Toutefois, l’exécution partielle de la peine privative de liberté doit être
indispensable pour l’amélioration des perspectives d’amendement, ce qui
n’est pas le cas si l’octroi du sursis combiné avec une peine pécuniaire ou
une amende (art. 42 al. 4 CP) s’avère suffisant sous l’aspect de la
prévention spéciale. Le juge est tenu d’examiner cette possibilité
préalablement (TF 6B_492/2008 du 19 mai 2009, c. 3.1.1; ATF 134 IV 1,
précité, c. 5.5.2, pp. 14 s.).
Selon l'art. 43 CP, la partie à exécuter ne peut pas
excéder la moitié de la peine (al. 2). Pour fixer dans ce cadre la durée de
la partie ferme et de celle avec sursis de la peine, le juge dispose d'un
large pouvoir d'appréciation. A titre de critère de cette appréciation, il y a
lieu de tenir compte de façon appropriée de la faute de l'auteur (art. 43 al.

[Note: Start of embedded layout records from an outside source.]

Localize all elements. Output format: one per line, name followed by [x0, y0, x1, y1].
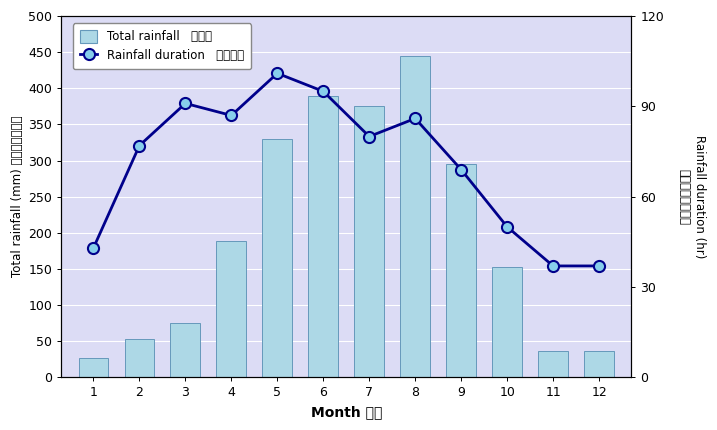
Bar	[125, 339, 154, 377]
Bar	[492, 267, 522, 377]
Bar	[584, 351, 614, 377]
Legend: Total rainfall   總雨量, Rainfall duration   降雨時間: Total rainfall 總雨量, Rainfall duration 降雨…	[72, 23, 251, 70]
Bar	[308, 95, 338, 377]
Bar	[217, 242, 247, 377]
Bar	[79, 358, 108, 377]
X-axis label: Month 月份: Month 月份	[310, 405, 382, 419]
Bar	[446, 164, 476, 377]
Bar	[262, 139, 293, 377]
Bar	[400, 56, 430, 377]
Bar	[354, 106, 384, 377]
Y-axis label: Total rainfall (mm) 總雨量（毫米）: Total rainfall (mm) 總雨量（毫米）	[11, 116, 24, 277]
Bar	[171, 323, 200, 377]
Bar	[538, 351, 568, 377]
Y-axis label: Rainfall duration (hr)
降雨時間（小時）: Rainfall duration (hr) 降雨時間（小時）	[678, 135, 706, 258]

1 CP). Le rapport entre ces deux parties de la peine doit être fixé de telle
manière que, d'une part, la probabilité d'un comportement futur de
l'auteur conforme à la loi mais aussi sa culpabilité soient équitablement
prises en compte. Ainsi, plus le pronostic est favorable et moins l'acte
paraît blâmable, plus la partie de la peine assortie du sursis doit être
importante. Mais en même temps, la partie ferme de la peine doit
demeurer proportionnée aux divers aspects de la faute (SJ 2008 I précité,
p. 282; ATF 134 IV 1, précité, c. 5.6, p. 15).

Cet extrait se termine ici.